CL: Aktuell versuchen wir, uns umzustrukturieren. Wir werden die Bernie-Gruppe auflösen und uns dem demokratischen Sozialismus zuwenden. Unser Ziel ist es weiterhin progressive Kandidatinnen und Kandidaten auf allen Ebenen zu unterstützen. Wie Diego schon meinte, geht es uns weniger um die Präsidentschaft, sondern eher darum, progressive Kandidatinnen auf der Senate- und Congress-Ebene zu unterstützen, damit sie Einfluss haben können egal wer Präsident wird. Viele von uns treten auch den Democratic Socialists of America (DSA) bei.
DR: Jetzt geht der Wahlkampf unter US-Amerikaner und -Amerikanerinnen erst richtig los. Alle, die können, sollten per Email oder Fax ihre Stimme abgeben. Dennoch gibt es 21 Bundesstaaten, in denen man den Wahlzettel mit der Post abschicken muss. Darunter zählen wichtige Bundesstaaten wie Michigan, Ohio und Wisconsin.

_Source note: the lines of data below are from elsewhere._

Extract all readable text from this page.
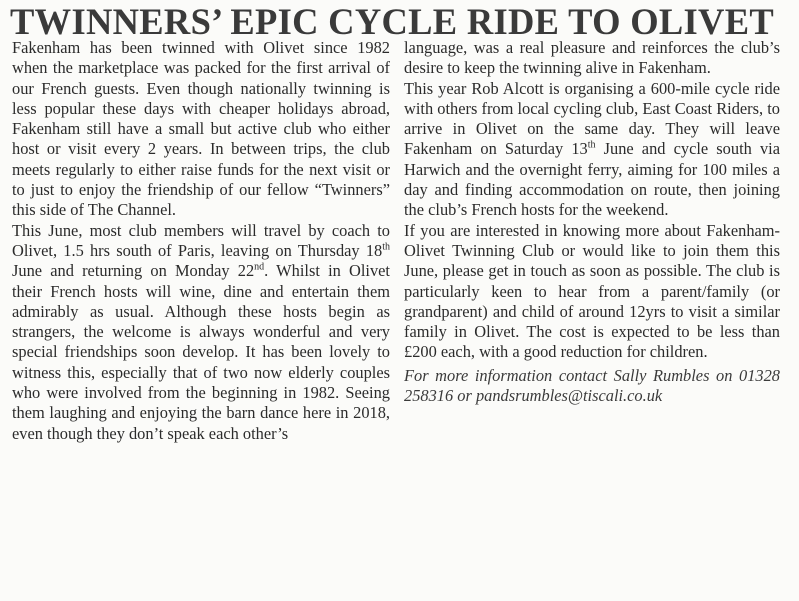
TWINNERS’ EPIC CYCLE RIDE TO OLIVET

Fakenham has been twinned with Olivet since 1982 when the marketplace was packed for the first arrival of our French guests. Even though nationally twinning is less popular these days with cheaper holidays abroad, Fakenham still have a small but active club who either host or visit every 2 years. In between trips, the club meets regularly to either raise funds for the next visit or to just to enjoy the friendship of our fellow “Twinners” this side of The Channel.

This June, most club members will travel by coach to Olivet, 1.5 hrs south of Paris, leaving on Thursday 18th June and returning on Monday 22nd. Whilst in Olivet their French hosts will wine, dine and entertain them admirably as usual. Although these hosts begin as strangers, the welcome is always wonderful and very special friendships soon develop. It has been lovely to witness this, especially that of two now elderly couples who were involved from the beginning in 1982. Seeing them laughing and enjoying the barn dance here in 2018, even though they don’t speak each other’s

language, was a real pleasure and reinforces the club’s desire to keep the twinning alive in Fakenham.

This year Rob Alcott is organising a 600-mile cycle ride with others from local cycling club, East Coast Riders, to arrive in Olivet on the same day. They will leave Fakenham on Saturday 13th June and cycle south via Harwich and the overnight ferry, aiming for 100 miles a day and finding accommodation on route, then joining the club’s French hosts for the weekend.

If you are interested in knowing more about Fakenham-Olivet Twinning Club or would like to join them this June, please get in touch as soon as possible. The club is particularly keen to hear from a parent/family (or grandparent) and child of around 12yrs to visit a similar family in Olivet. The cost is expected to be less than £200 each, with a good reduction for children.

For more information contact Sally Rumbles on 01328 258316 or pandsrumbles@tiscali.co.uk
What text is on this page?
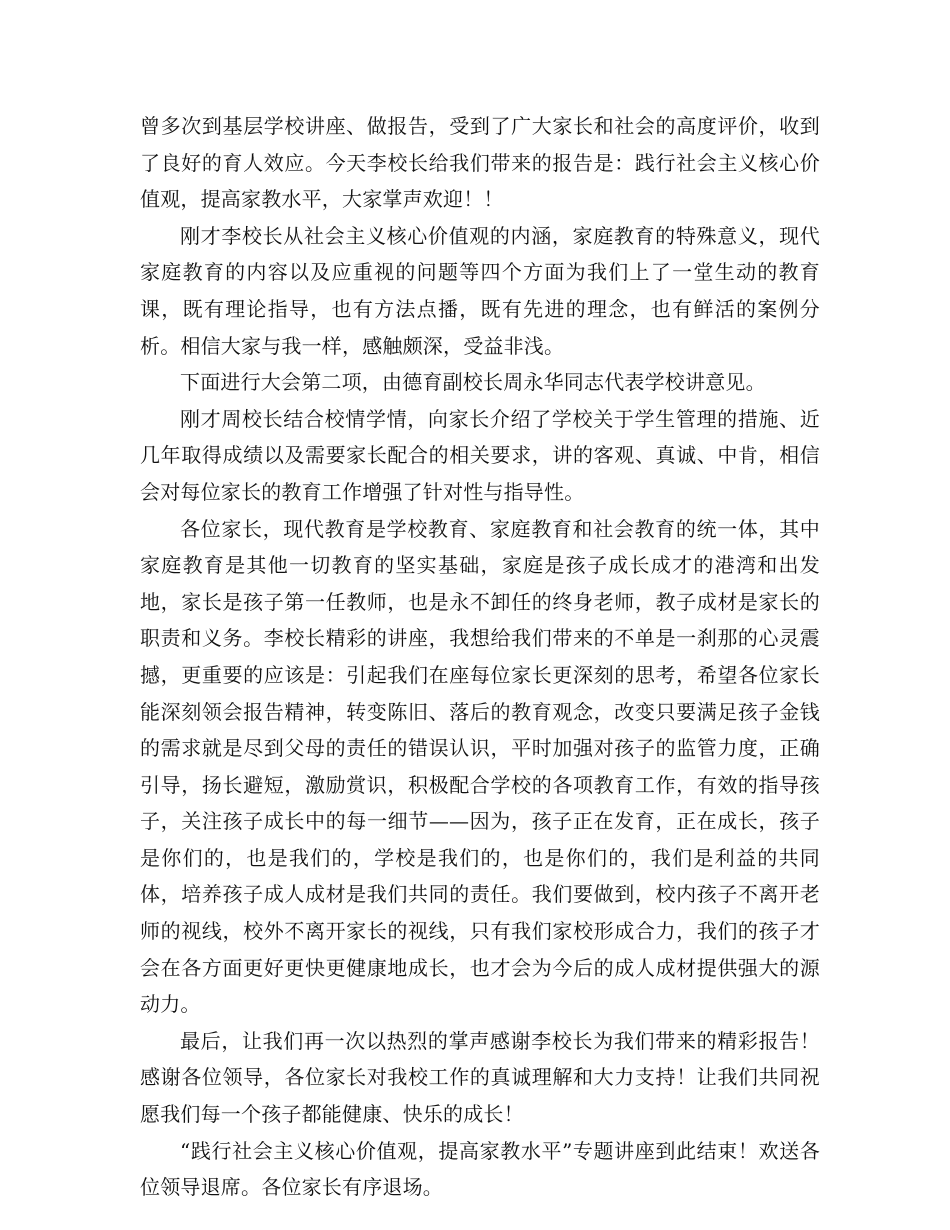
曾多次到基层学校讲座、做报告，受到了广大家长和社会的高度评价，收到了良好的育人效应。今天李校长给我们带来的报告是：践行社会主义核心价值观，提高家教水平，大家掌声欢迎！！

刚才李校长从社会主义核心价值观的内涵，家庭教育的特殊意义，现代家庭教育的内容以及应重视的问题等四个方面为我们上了一堂生动的教育课，既有理论指导，也有方法点播，既有先进的理念，也有鲜活的案例分析。相信大家与我一样，感触颇深，受益非浅。

下面进行大会第二项，由德育副校长周永华同志代表学校讲意见。

刚才周校长结合校情学情，向家长介绍了学校关于学生管理的措施、近几年取得成绩以及需要家长配合的相关要求，讲的客观、真诚、中肯，相信会对每位家长的教育工作增强了针对性与指导性。

各位家长，现代教育是学校教育、家庭教育和社会教育的统一体，其中家庭教育是其他一切教育的坚实基础，家庭是孩子成长成才的港湾和出发地，家长是孩子第一任教师，也是永不卸任的终身老师，教子成材是家长的职责和义务。李校长精彩的讲座，我想给我们带来的不单是一刹那的心灵震撼，更重要的应该是：引起我们在座每位家长更深刻的思考，希望各位家长能深刻领会报告精神，转变陈旧、落后的教育观念，改变只要满足孩子金钱的需求就是尽到父母的责任的错误认识，平时加强对孩子的监管力度，正确引导，扬长避短，激励赏识，积极配合学校的各项教育工作，有效的指导孩子，关注孩子成长中的每一细节——因为，孩子正在发育，正在成长，孩子是你们的，也是我们的，学校是我们的，也是你们的，我们是利益的共同体，培养孩子成人成材是我们共同的责任。我们要做到，校内孩子不离开老师的视线，校外不离开家长的视线，只有我们家校形成合力，我们的孩子才会在各方面更好更快更健康地成长，也才会为今后的成人成材提供强大的源动力。

最后，让我们再一次以热烈的掌声感谢李校长为我们带来的精彩报告！感谢各位领导，各位家长对我校工作的真诚理解和大力支持！让我们共同祝愿我们每一个孩子都能健康、快乐的成长！

“践行社会主义核心价值观，提高家教水平”专题讲座到此结束！欢送各位领导退席。各位家长有序退场。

Wegen Corona wird das dieses Jahr besonders kompliziert. Wir empfehlen allen sich jetzt schon bei www.votefromabroad.org registrieren zu lassen, damit sie rechtzeitig einen Wahlzettel bekommen. Deshalb versuchen wir auch so viel wie möglich zu mobilisieren. In Kanada haben an der letzten Wahl nur fünf Prozent der dort lebenden Amerikaner gewählt. Weltweit sieht es nicht besser aus. Hier gilt es noch viel mehr raus zu holen, wenn wir Trump sicher schlagen wollen.